AMED was founded in 2001 as a non-profit associ ation consisting of 16 members, primarily residents in Kinshasa. Members of AMED are all active community development outside of AMED and serve AMED as volunteers. AMED forms a conceptual framework for the various problems facing the Church and an active support tool to help resolve these reflections, that is, some of the challenges facing the grassroots.
Congo is the second largest country in Africa and at 66 million has the 4th highest population behind Ethiopia, Egypt and Nigeria. Its GDP is tied for last place on the World Bank list at $160 (2009) per head compared to the USA which is at $45,562 per person. In Congo, one can expect to live 47.8 years. In Canada that expectation is 80.2 years. Even within Congo there are variations in the standard of living. In general, 75% of the population lives on less than $2 per day. However, in rural Mungindu, people generally live on less $0.66 per day. Again in Congo, one in about five births the child dies, and about one in five do not make it to 5 years of age. In Mungindu these statistics are unknown but considered to be much worse.
For such a large country, Congo actually has a pretty well organized health system. The country is divided into about 512 health zones (HZ) of about 100,000 people or so. Each zone has a reference hospital (HGR) and a number of 'satellite' health clinics (CS) and few reference health clinics (CSR) offering more services. It all looks good on paper but the structure is no good without adequate staff and finances to fill it in. Since the health system's inception 20 years ago, the national government has asked for assistance in managing it. In response, churches and other NGOs have adopted an HZ filling in the missing pieces, which has been basically everything.
AMED's considerable experience has come up with the following problem list. Firstly, records are poorly kept and knowledge on how to keep statistics is inadequate. Secondly, clinics and hospitals are underutilized. Clinics that normally should cover a population of 4 to 8 thousand received only 1-2 visits per day. That is at most, 500 visits per year. This is hardly enough to pay for the nurse working at the clinic. Many of the clinics work out of grass huts with broken blood pressure meters and manned by poorly trained nurses. Finally, they found that programs that were well funded did surprisingly well. A highly financed immunization program has resulted in a population over 80% covered.

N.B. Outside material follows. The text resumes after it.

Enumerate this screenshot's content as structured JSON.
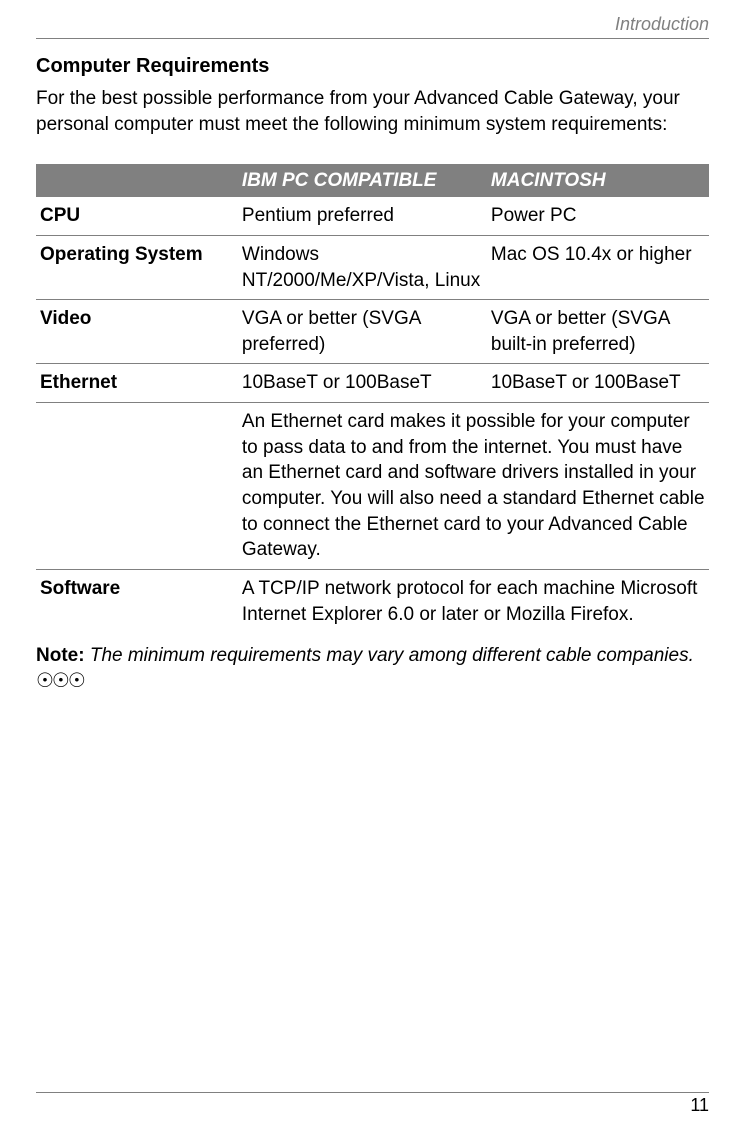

- Strengthen the capacity for grassroots intervention by the Church morally, technically, financially and materially;
- Fostering better integration of the grassroots in the spiritual and economic development through income generating activities;
- Stimulating self-sustaining entrepreneurship among the grassroots;
- Support and encourage social and economic initiatives to promote grassroots self-promotion;
- Combat poverty and ignorance among the grassroots through training, peace education, health and entrepreneurship.
Since its inception, AMED has accomplished the following actions:
- Managers for a rural development, peace & health project funded by CIDA & MBMSI
- Support for the development of new statutes of the CEFMC (Restructuring)
- Support for the resolution of the conflict that struck CEFMC in 2006
- Managed an assistance project to victims of the torrential rain in Kikwit,
- Support for procurement of 7 health facilities in the vicinity of Kikwit.
The AMED strategy is to focus on DRC health zones. These are officially recognized structures instituted by the government though often poorly supported. AMED has laid out a well thought out approach. Firstly, improve governance at all levels. Secondly, increase competence through training. Thirdly, enrich health zone supervision by encouraging regular and well organized mentoring and monitoring of supervisors. Fourthly, build up the facilities to assure a minimum amount of equipment for each clinic. Fifthly, enhance drug supply. And finally, expand community involvement by helping the community and the church better organize themselves into supportive health associations.
AMED realizes that sustainable health structures in the context of poverty necessitate attention be paid to economics. To this end AMED has recruited experience within its membership that includes working with farmer associations and village banks.